BUENOS AIRES (AFP) –
Marcelo Iriarte has the measured voice, confident stride, even the suit and tie, of a lawyer, but every day he dons the fluorescent yellow garb of a street sweeper.
” I had a double life. I left one world to enter another,” explained 41-year-old Iriarte, whose astonishing story bridges the massive gulf between Argentina's urban elite and poor.
” I had to learn another way of speaking, and when to be quiet so as not to offend,” the suave law school graduate with a deep tan told AFP.
Iriarte is something of a media sensation in Buenos Aires after his charming story was dug up and splashed about on the front pages of the newspapers and on the television screens.
In a country of immigrants and widespread poverty, the tale of the ” street sweeper turned lawyer” has great resonance.
The son of a poor Argentinian family, Iriarte began working on the streets at the age of eight, selling newspapers, sweets, brooms and other knick-knacks on buses.
He recalled bitterly how one day, after failing to sell a single broom on the buses, he decided to go door-to-door to every business on the street. ” They bought them out of pity,” he said.
Iriarte became a bus driver about 10 years later and it was thanks to that job and a chance encounter that he ended up resuming his studies.
” In that building worked a girl who changed my life,” he said, pointing to the ruined factory where Laura, a mystery passenger he regards as his fairy godmother, sprung from. ” I never saw her again,” he added.
Following Laura's advice, Iriarte re-enrolled back in high school at the age of 35 and swept streets during the day to fund his legal studies.
Rising every day at 4 am to make it to a 7 am class, he wouldn't get home before midnight due to gruelling night courses.
” Mine was an ant's progress and I lost a bunch of things along the way,” Iriarte confessed, without elaborating on what he had lost.
As he spoke, a woman selling coffee from a cart yelled out: ” Look how good you look! ” We are proud of you!”
Beatriz Rolon, 54, the coffee-seller, offered Iriarte a cup of coffee, as she had when he did his homework seated next to her little cart. ” You deserve it after so many sacrifices,” she said.
After graduating in December, job offers piled in from a host of law firms, but Iriarte is worried that legal companies may not offer the same long-term security as Cliba, the Buenos Aires cleaning company where he still works.
And anyway, Iriarte explained, material wealth does not interest him, except as a means to improve himself. ” Before, I was mute.
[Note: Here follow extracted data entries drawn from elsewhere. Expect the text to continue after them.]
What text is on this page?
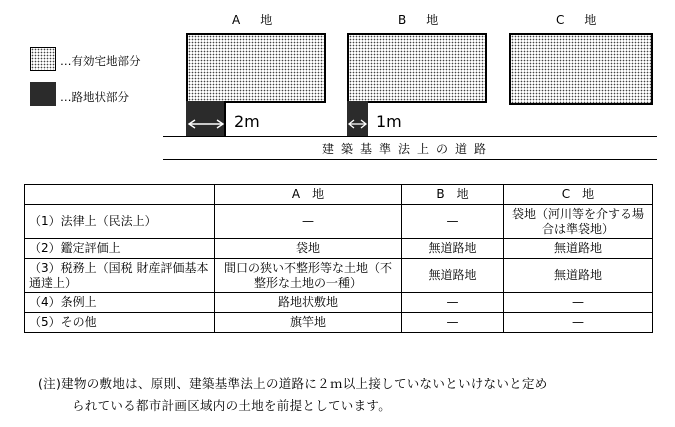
A　地	B　地	C　地
…有効宅地部分
…路地状部分
2m	1m
建築基準法上の道路
	A　地	B　地	C　地
（1）法律上（民法上）	—	—	袋地（河川等を介する場合は準袋地）
（2）鑑定評価上	袋地	無道路地	無道路地
（3）税務上（国税 財産評価基本通達上）	間口の狭い不整形等な土地（不整形な土地の一種）	無道路地	無道路地
（4）条例上	路地状敷地	—	—
（5）その他	旗竿地	—	—
(注)建物の敷地は、原則、建築基準法上の道路に２ｍ以上接していないといけないと定め
られている都市計画区域内の土地を前提としています。
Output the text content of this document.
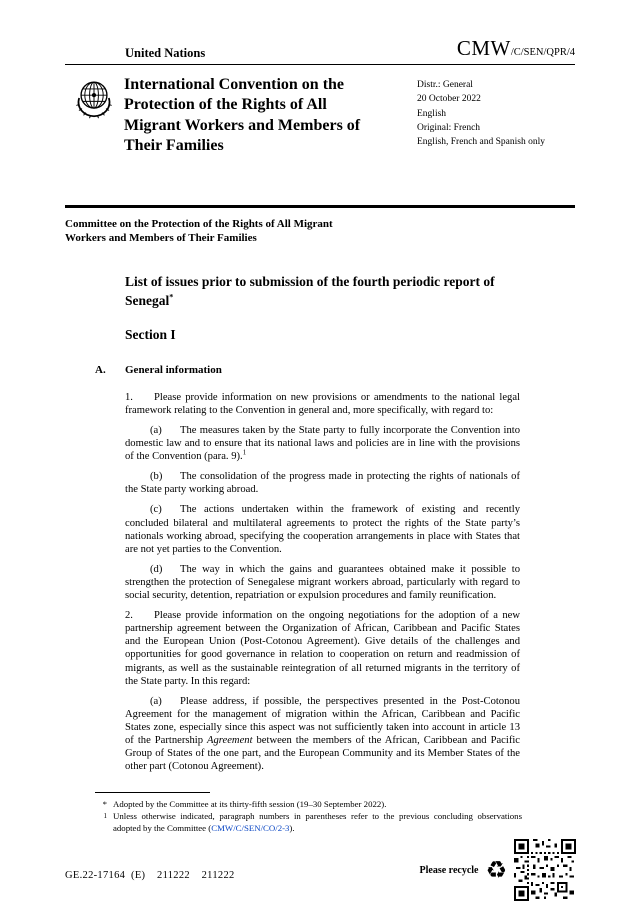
United Nations	CMW/C/SEN/QPR/4
International Convention on the Protection of the Rights of All Migrant Workers and Members of Their Families
Distr.: General
20 October 2022
English
Original: French
English, French and Spanish only
Committee on the Protection of the Rights of All Migrant Workers and Members of Their Families
List of issues prior to submission of the fourth periodic report of Senegal*
Section I
A.	General information

1. Please provide information on new provisions or amendments to the national legal framework relating to the Convention in general and, more specifically, with regard to:

(a) The measures taken by the State party to fully incorporate the Convention into domestic law and to ensure that its national laws and policies are in line with the provisions of the Convention (para. 9).$^1$

(b) The consolidation of the progress made in protecting the rights of nationals of the State party working abroad.

(c) The actions undertaken within the framework of existing and recently concluded bilateral and multilateral agreements to protect the rights of the State party’s nationals working abroad, specifying the cooperation arrangements in place with States that are not yet parties to the Convention.

(d) The way in which the gains and guarantees obtained make it possible to strengthen the protection of Senegalese migrant workers abroad, particularly with regard to social security, detention, repatriation or expulsion procedures and family reunification.

2. Please provide information on the ongoing negotiations for the adoption of a new partnership agreement between the Organization of African, Caribbean and Pacific States and the European Union (Post-Cotonou Agreement). Give details of the challenges and opportunities for good governance in relation to cooperation on return and readmission of migrants, as well as the sustainable reintegration of all returned migrants in the territory of the State party. In this regard:

(a) Please address, if possible, the perspectives presented in the Post-Cotonou Agreement for the management of migration within the African, Caribbean and Pacific States zone, especially since this aspect was not sufficiently taken into account in article 13 of the Partnership Agreement between the members of the African, Caribbean and Pacific Group of States of the one part, and the European Community and its Member States of the other part (Cotonou Agreement).

* Adopted by the Committee at its thirty-fifth session (19–30 September 2022).
1 Unless otherwise indicated, paragraph numbers in parentheses refer to the previous concluding observations adopted by the Committee (CMW/C/SEN/CO/2-3).
GE.22-17164  (E)    211222    211222	Please recycle ♻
Studying gives you freedom to think,” he said.
Returning to the imposing university from which he graduated several months ago, he sprinted up the stairs and pointed to a wall where he saw his name inscribed for the first time.
” You were in the newspapers, I saw you on TV. You're famous!,” exclaimed his bearded, blue-jeaned law professor, Adrian Carta.
” He never needed our help,” said his classmate Elizabeth Villanueva, 39. ” To the contrary, we needed his.”
Iriarte's boss back at Cliba, Miguel Noell, said he hoped the street sweeper would take advantage of the opportunity to have a legal career.
” All of a sudden a whole new panorama opens up and it is scary. But we don't want to see him over here any more,” Noell said.